New Discrimination Protections in Maryland’s Anne Arundel and Montgomery Counties.


Employers with employees in Anne Arundel and Montgomery Counties should be aware of developments that increase the protections for employees against discrimination.

In Anne Arundel County, a new, comprehensive discrimination law has been passed that expands the scope of the existing law beyond housing to include employment. Among other things, the protected categories under the law have been extended to cover an employee’s “perceived” protected class and their association with someone in a protected class. The law now specifically prohibits retaliation as well. The law also sets up a mechanism for employees to file complaints with the Anne Arundel County Human Rights Commission, with an investigative and hearing process. (This is similar to existing processes in several other counties). Should the Commission find discrimination, however, the remedies are limited to a cease and desist order and a civil fine of up to $5,000 per offense.

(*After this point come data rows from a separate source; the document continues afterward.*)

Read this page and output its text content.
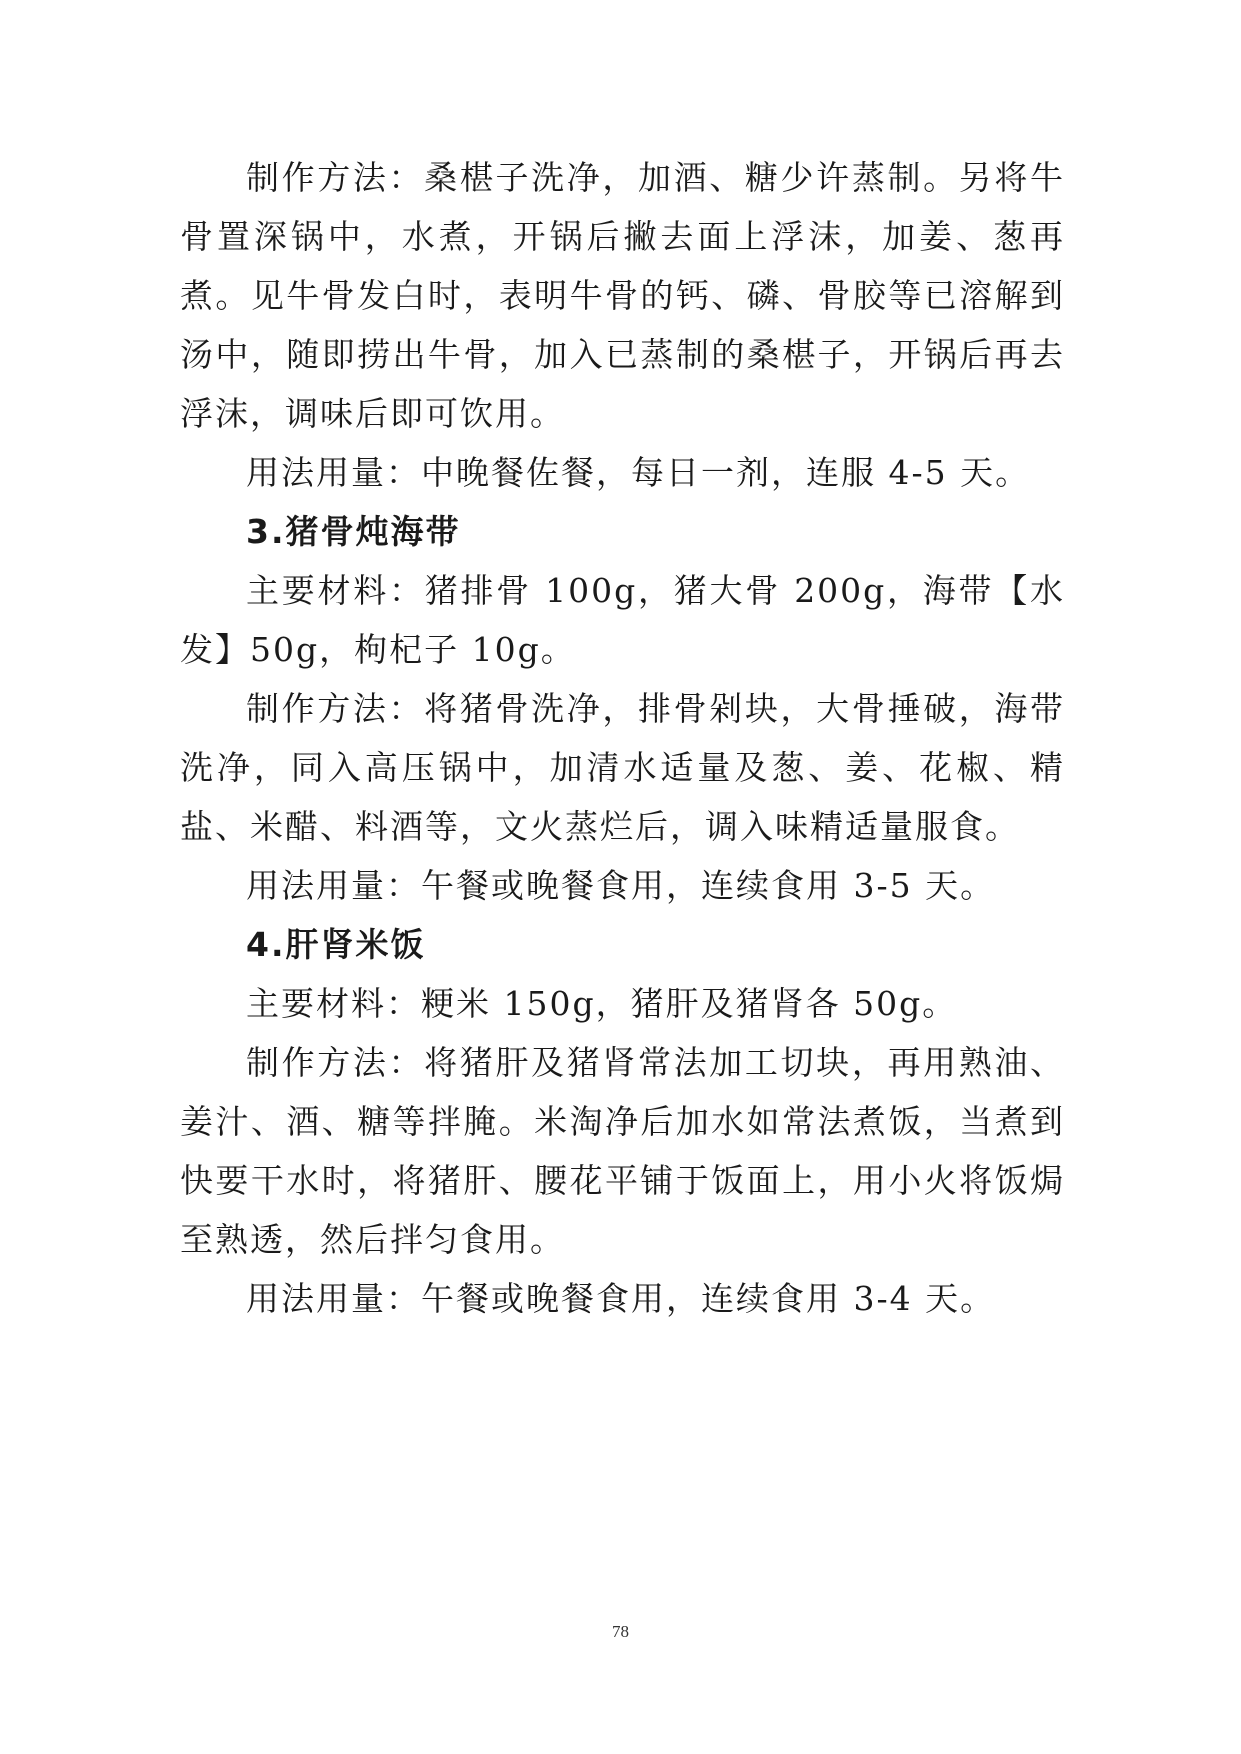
制作方法：桑椹子洗净，加酒、糖少许蒸制。另将牛骨置深锅中，水煮，开锅后撇去面上浮沫，加姜、葱再煮。见牛骨发白时，表明牛骨的钙、磷、骨胶等已溶解到汤中，随即捞出牛骨，加入已蒸制的桑椹子，开锅后再去浮沫，调味后即可饮用。

用法用量：中晚餐佐餐，每日一剂，连服 4-5 天。

3.猪骨炖海带

主要材料：猪排骨 100g，猪大骨 200g，海带【水发】50g，枸杞子 10g。

制作方法：将猪骨洗净，排骨剁块，大骨捶破，海带洗净，同入高压锅中，加清水适量及葱、姜、花椒、精盐、米醋、料酒等，文火蒸烂后，调入味精适量服食。

用法用量：午餐或晚餐食用，连续食用 3-5 天。

4.肝肾米饭

主要材料：粳米 150g，猪肝及猪肾各 50g。

制作方法：将猪肝及猪肾常法加工切块，再用熟油、姜汁、酒、糖等拌腌。米淘净后加水如常法煮饭，当煮到快要干水时，将猪肝、腰花平铺于饭面上，用小火将饭焗至熟透，然后拌匀食用。

用法用量：午餐或晚餐食用，连续食用 3-4 天。

78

Moreover, if an employee also files a complaint under federal or state law, the County complaint will terminate.

In Montgomery County, a new law will prohibit all employers with any employees in the County from asking for or seeking healthcare information unless it is necessary to determine if an applicant meets job qualifications that have been published prior to the acceptance of applications. Employers are also prohibited from asking applicants about sexual or reproductive health information, including information related to abortion care, miscarriage, contraception, sterilization, pregnancy, sexually transmitted diseases, fertility treatment, gender affirming care, or family planning. It is worth noting that, under Maryland law, employers may not require applicants to provide health information that is unrelated to the job, while the Americans with Disabilities Act prohibits employers with 15 or more employees from asking disability-related questions of applicants prior to a conditional job offer. The law will take effect on July 26, 2024.